The first stage was a basic "shoot and move" stage with three targets. We put two hits each target, performed a mandatory reload while moving to a closer shooting position where all three targets were engaged again. As I sometimes do on close and fast stages, I pulled across the middle target too fast and earned a miss. I knew it when I did it, so why I didn't take a make shot will remain one of life's mysteries.
On stage 2 we started seated, with the unloaded gun and all magazines on a table. The course required one hit on each of six targets, a mandatory reload, and one more on each. The twist on this stage was that the fifth target was placed much further downrange, about twice as far away as the next closest target. More than one shooter swung right by that far target, failing to shoot it. I did swing past it once but stopped myself before moving all the way to the last target.

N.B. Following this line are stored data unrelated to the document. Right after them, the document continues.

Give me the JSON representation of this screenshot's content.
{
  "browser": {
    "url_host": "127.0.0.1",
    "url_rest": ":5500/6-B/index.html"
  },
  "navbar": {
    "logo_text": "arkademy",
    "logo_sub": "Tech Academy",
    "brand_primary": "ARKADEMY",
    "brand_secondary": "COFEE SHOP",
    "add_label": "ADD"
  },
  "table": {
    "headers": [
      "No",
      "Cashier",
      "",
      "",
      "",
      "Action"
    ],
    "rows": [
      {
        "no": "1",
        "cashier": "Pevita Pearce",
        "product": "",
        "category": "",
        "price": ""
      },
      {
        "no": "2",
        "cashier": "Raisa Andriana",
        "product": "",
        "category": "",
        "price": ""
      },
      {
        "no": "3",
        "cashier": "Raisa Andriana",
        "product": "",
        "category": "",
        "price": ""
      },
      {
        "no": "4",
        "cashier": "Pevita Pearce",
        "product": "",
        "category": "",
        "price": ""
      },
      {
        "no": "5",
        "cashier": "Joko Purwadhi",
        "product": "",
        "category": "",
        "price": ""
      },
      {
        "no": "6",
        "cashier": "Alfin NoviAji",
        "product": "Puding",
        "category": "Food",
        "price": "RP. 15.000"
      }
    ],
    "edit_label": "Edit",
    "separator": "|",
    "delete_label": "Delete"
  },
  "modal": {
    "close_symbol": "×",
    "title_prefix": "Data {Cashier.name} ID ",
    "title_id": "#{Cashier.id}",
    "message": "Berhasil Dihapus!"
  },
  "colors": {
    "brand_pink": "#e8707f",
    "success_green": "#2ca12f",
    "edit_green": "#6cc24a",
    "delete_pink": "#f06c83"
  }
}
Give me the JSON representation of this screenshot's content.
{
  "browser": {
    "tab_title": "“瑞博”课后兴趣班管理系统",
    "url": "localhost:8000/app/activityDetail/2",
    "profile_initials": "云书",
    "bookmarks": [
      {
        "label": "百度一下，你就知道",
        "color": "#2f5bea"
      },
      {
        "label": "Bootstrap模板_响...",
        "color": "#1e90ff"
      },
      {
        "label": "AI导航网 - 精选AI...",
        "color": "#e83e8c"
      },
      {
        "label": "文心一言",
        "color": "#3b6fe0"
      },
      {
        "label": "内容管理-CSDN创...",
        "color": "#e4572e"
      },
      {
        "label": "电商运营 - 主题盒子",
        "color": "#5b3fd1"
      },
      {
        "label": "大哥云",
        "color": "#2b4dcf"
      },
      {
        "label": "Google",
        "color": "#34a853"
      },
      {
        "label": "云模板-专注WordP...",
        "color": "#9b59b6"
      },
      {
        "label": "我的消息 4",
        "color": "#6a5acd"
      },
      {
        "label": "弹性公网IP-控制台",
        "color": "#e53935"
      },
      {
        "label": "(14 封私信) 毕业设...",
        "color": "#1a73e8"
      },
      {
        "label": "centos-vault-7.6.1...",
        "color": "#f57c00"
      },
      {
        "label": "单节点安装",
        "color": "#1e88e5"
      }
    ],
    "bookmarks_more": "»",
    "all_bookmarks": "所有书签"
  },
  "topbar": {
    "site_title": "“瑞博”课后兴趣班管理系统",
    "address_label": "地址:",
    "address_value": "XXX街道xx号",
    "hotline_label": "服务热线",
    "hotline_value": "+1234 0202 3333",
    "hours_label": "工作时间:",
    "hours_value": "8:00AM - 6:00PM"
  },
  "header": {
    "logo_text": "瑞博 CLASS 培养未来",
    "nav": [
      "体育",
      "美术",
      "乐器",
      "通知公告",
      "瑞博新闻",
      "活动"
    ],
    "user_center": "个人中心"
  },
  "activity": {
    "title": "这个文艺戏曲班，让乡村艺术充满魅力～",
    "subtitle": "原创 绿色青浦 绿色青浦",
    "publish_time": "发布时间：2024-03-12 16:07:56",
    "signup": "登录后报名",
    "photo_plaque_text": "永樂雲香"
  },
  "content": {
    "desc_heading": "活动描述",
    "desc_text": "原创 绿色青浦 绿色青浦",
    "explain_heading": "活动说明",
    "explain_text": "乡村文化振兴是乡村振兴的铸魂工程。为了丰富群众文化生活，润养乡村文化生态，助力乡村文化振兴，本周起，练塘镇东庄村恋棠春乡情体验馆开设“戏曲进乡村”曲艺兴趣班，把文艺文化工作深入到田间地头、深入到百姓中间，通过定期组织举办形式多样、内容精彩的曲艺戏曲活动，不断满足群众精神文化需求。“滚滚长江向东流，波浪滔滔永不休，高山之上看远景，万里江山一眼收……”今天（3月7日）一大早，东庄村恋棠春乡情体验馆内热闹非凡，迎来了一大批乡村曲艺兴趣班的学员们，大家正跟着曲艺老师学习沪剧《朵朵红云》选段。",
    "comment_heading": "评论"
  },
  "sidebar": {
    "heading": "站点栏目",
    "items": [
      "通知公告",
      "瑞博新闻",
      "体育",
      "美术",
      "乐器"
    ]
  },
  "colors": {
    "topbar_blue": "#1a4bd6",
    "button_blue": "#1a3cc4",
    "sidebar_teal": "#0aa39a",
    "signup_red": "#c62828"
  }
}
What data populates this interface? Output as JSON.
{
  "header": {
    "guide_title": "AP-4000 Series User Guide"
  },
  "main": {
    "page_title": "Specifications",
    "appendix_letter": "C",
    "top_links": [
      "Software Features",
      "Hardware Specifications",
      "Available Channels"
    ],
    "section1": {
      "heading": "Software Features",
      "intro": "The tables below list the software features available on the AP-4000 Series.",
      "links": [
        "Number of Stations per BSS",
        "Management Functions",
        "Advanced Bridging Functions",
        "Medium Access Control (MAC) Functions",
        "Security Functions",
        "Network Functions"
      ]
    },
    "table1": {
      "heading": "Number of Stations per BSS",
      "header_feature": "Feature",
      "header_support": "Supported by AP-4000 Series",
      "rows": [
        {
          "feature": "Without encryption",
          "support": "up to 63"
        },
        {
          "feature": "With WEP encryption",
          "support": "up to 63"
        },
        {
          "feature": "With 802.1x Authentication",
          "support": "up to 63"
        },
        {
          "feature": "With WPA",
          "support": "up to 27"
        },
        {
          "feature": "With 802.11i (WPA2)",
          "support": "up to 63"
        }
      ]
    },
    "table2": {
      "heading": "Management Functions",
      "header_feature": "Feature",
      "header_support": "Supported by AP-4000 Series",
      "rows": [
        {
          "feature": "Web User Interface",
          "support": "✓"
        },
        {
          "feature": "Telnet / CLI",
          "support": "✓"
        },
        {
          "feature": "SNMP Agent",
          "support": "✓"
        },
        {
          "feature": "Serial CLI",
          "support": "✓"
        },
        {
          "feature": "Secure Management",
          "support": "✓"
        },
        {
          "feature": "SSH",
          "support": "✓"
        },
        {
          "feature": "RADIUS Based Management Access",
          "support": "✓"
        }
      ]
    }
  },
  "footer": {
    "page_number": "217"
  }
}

Next up was a "simple" stage consisting of a swinging target with two pieces of falling steel on either side. The swinger was activated by the shooter pulling a rope held in his strong hand at the start. The moving target required six hits, instead of the usual two, so it took a few passes of the target to complete the stage.
Probably the most challenging course of fire, Stage 4 had three targets all shot from the same position. The course consisted of a single string of fire — 2 shots on each target freestyle, a mandatory reload, 2 shots on each strong hand only, another required reload, and two shots on each target weak hand only. Surprisingly, I had my highest finish on this stage.
On Stage 5 the shooter stood behind a barricade and barrel combination facing three targets set up down range. Each target was to be engaged from three positions — the right side of the barricade, the left and through the barrel — with a mandatory reload anytime before the last shot.
The final course of fire had six targets spread in a large "L" at the corner of the bay. The first three targets were engaged while moving to a shooting box down range. The last three targets were all shot from a stationary position. The last three targets were the furthest in the match, so after moving quickly past the first three on the stage, it was necessary to slow down and make accurate hits.
To summarize, we had near targets, far targets, moving targets, steel targets, shooting on the move, shooting around barricades, reloads on the move, shooting through a tunnel while kneeling, shooting while seated, as well as strong hand and weak hand only shots. For an informal match, that's a wide variety of shooting. Since it's just for practice, it's low pressure. It's all about shooting for fun and enjoying a morning on the range. And as a bonus, we were done shooting and had the match put away before noon. That's a decent way to spend a Saturday morning, and it has amazing health benefits too.